To Have and to Hold Each Other

In the wake of the US presidential election result, Zenju Earthlyn Manuel reflects on the ritual of voting and calls for compassion, urging us to honor our shared humanity and the sacredness of life.

Zenju Earthlyn Manuel
6 November 2024

One of the largest rituals this country engages in is casting votes, to make our marks, to say something. We may cast a vote, not only for oneself, but, for those who are ill or incarcerated, for those who are illiterate, for those who have lost interest. We do this knowing that the outcome of voting is actually something we cannot really see in an instant. We cannot see the results today or tomorrow. Because the outcome of the ritual is not only about who won and who lost. It is about our coming together every four years; our desires expressed, a chance to return love and honor to those who fought for the participation of all in this ritual. And yet, this ritual induces false security for some and doubt and fear for others.

Our fear that things will get worse, tends to lead to things getting worse. When driven by fear we fall to those who prey on our terror, rage, pain, loneliness, and need for salvation. Our collective fear today is whether or not anyone can live as who they are in this country or in the world, despite being right, middle, or left on the political continuum or off the linear political path all together. Our fear is whether or not our own strategy will eventually work even though it has failed many times. 

“Can we feel the freedom we already have despite things causing us to feel otherwise?”

A week before this election, I spotted a large Silverado truck and a huge blue flag with red stars mounted in the back. The flag said, “Kamala sucks.” I had my eye on the truck but lost track of it as I headed to a doctor’s appointment. I wasn’t feeling very well. Although hatred is not a human right, it is a human flaw. Soon the driver was alongside me honking his horn. He started towards my car and made a great effort to forced me off the road with his truck. It must have been the thrill of his day because it’s very difficult to find a black woman alone driving anywhere in New Mexico. He thought he had scored in a game in which he was as invisible as me. He may have been telling me that I suck too. But this life that I am living is in the hands of something that wants me here, something more powerful than him. My life is also in the hands of my ancestors. This he did not know. He did not know his ancestors were also with him.

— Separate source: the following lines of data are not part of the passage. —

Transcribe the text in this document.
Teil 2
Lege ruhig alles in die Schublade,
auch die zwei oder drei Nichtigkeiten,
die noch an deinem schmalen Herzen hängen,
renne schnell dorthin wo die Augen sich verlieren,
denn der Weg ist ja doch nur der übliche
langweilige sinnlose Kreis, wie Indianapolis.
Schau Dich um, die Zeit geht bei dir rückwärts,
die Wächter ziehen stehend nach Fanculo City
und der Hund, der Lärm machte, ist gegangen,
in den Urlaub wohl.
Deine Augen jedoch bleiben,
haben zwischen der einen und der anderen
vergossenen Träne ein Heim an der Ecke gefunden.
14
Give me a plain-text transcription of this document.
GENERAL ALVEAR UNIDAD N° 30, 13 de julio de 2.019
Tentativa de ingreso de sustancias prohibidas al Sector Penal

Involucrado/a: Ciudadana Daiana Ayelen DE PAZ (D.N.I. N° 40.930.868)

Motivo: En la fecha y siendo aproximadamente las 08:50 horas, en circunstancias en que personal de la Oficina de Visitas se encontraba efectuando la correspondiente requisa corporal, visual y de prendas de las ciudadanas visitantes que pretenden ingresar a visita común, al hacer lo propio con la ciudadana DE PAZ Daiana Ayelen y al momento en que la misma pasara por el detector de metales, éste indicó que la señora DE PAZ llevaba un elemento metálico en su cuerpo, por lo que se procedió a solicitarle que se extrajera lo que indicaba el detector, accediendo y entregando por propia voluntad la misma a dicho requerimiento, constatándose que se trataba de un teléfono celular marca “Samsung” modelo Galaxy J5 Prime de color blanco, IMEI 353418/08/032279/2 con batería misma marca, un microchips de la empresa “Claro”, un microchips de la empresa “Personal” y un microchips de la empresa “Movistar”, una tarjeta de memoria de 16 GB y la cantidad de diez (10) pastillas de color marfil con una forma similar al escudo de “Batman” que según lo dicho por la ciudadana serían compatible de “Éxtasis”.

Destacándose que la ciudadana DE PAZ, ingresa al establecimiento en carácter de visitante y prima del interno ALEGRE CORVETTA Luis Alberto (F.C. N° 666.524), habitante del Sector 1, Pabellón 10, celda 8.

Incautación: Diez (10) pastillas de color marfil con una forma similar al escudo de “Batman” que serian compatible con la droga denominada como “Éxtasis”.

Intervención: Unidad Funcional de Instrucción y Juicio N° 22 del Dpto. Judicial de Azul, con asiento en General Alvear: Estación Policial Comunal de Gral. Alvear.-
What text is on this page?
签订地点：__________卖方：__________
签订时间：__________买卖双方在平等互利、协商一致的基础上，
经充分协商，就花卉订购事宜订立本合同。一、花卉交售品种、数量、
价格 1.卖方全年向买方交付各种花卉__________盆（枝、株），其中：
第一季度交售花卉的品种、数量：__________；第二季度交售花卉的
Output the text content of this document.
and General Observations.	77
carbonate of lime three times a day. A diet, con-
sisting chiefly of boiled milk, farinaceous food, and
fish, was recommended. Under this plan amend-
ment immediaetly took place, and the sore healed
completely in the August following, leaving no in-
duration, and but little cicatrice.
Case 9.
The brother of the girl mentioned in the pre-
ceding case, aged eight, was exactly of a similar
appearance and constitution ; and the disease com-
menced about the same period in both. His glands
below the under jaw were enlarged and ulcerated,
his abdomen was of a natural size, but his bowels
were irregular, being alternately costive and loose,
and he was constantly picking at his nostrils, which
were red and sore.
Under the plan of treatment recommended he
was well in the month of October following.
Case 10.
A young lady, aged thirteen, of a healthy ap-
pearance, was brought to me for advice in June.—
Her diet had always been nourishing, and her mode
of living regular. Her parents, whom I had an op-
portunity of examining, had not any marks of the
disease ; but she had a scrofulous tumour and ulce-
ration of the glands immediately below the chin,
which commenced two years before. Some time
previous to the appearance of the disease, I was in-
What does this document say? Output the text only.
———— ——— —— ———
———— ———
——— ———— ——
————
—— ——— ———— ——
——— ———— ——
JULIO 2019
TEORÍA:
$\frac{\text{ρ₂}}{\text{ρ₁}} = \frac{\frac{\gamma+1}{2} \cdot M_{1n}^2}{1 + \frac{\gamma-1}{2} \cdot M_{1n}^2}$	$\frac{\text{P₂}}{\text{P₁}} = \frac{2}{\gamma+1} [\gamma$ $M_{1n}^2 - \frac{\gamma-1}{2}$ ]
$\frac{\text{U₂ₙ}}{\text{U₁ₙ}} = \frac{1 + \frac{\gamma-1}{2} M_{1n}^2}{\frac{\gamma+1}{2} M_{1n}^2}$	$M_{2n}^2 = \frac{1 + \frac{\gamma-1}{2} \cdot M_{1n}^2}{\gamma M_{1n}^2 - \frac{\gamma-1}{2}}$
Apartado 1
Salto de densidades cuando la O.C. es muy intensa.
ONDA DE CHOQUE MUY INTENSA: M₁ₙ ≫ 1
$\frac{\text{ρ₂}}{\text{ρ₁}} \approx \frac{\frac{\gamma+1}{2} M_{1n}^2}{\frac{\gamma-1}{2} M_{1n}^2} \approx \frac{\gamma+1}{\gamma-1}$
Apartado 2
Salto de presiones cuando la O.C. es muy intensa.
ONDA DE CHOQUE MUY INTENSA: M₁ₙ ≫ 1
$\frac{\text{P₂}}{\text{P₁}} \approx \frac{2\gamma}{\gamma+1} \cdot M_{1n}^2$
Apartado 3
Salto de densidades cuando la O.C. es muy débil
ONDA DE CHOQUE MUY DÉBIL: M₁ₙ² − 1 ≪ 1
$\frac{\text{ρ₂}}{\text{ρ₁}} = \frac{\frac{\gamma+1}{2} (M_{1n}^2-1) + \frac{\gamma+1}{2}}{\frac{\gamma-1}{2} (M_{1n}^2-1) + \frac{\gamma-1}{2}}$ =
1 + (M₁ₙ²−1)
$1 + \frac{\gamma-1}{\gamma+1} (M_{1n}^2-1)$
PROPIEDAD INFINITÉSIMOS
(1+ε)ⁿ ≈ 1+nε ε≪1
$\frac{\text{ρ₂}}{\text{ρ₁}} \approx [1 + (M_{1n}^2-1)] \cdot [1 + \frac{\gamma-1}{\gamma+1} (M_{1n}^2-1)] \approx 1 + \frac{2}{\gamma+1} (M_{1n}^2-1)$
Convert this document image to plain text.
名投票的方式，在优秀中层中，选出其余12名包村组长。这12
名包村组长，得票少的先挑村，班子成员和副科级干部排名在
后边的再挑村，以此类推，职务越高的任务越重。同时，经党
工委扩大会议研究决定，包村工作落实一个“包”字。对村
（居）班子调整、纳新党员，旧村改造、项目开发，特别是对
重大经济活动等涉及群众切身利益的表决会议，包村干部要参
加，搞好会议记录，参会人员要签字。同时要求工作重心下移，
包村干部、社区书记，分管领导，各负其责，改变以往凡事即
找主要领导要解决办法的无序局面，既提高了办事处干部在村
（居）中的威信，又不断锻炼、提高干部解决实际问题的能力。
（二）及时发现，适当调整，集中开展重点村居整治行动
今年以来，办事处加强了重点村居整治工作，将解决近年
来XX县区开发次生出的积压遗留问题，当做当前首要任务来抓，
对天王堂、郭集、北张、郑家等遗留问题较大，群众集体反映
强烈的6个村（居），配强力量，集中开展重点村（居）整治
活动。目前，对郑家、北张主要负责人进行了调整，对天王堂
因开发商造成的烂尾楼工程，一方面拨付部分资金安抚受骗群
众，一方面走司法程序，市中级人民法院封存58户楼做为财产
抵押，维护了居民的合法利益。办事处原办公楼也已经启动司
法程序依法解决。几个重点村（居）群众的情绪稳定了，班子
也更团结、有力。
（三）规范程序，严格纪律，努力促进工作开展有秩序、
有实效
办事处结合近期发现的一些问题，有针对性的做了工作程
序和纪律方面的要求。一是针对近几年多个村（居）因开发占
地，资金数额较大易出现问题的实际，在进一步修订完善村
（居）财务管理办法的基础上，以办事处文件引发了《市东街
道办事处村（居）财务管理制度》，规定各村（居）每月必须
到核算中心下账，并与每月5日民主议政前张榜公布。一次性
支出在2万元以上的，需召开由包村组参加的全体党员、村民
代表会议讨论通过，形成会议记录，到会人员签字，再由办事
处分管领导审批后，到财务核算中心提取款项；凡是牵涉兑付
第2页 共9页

Our shared suffering is less than one degree from each other. Our shared liberation must be the same. No matter who won this 2024 presidential election, twenty-four years into a new millennium, there is something that we all must do more than ever. We must keep faith in those around us. We must relish and cherish the relationships of family and friends no matter their human flaws. It doesn’t mean we have to suffer other’s suffering but the way to our liberation is to forge, with our heat, all that is broken in this country into a kind of freedom we never imagined we had the power to shape. I say this because it is only us that we have and only us who will need to stand at the doors to protect our free communities, free spaces, free loved ones, and more—not as protectors of people only but protectors of what has always been sacred and that is life itself. We must value all life even in the middle of all life not being valued. 

Are we ready and capable of dismantling the distorted perceptions we have of each other that are now strangling us, personally and collectively? No matter what gender, what skin tone—and there are more than two genders and two tones—we must ask what is it that causes us to do or fear not doing what we know shouldn’t be done? How will we lift the noose from around our own necks so we can do the same for another?

If possible we will live in the difficult and in the more difficult and in the difficult after that not because we are becoming stronger but because we know that freedom is tied to what we create out of what sits at our feet. Freedom is to not long for what a president, alone, could never give us. Can we feel the freedom we already have despite things causing us to feel otherwise?

Can we change the ritual? Look into someone’s frightened or confused face today and say, “I got you. I got you.” Saying it out loud is one way but saying it in your heart silently is also a way to access innate empathy, recognize the world’s grief, for the sake of everyone’s wellbeing. Can this be our sacred campaign forever? 

Zenju Earthlyn Manuel

Zenju Earthlyn Manuel

is a Soto Zen priest, author, and poet. A dharma heir of the late Zenkei Blanche Hartman in the Shunryu Suzuki Roshi lineage, her practice is also influenced by Native American and African indigenous traditions. Her most recent book is Opening to Darkness (Sounds True, 2023).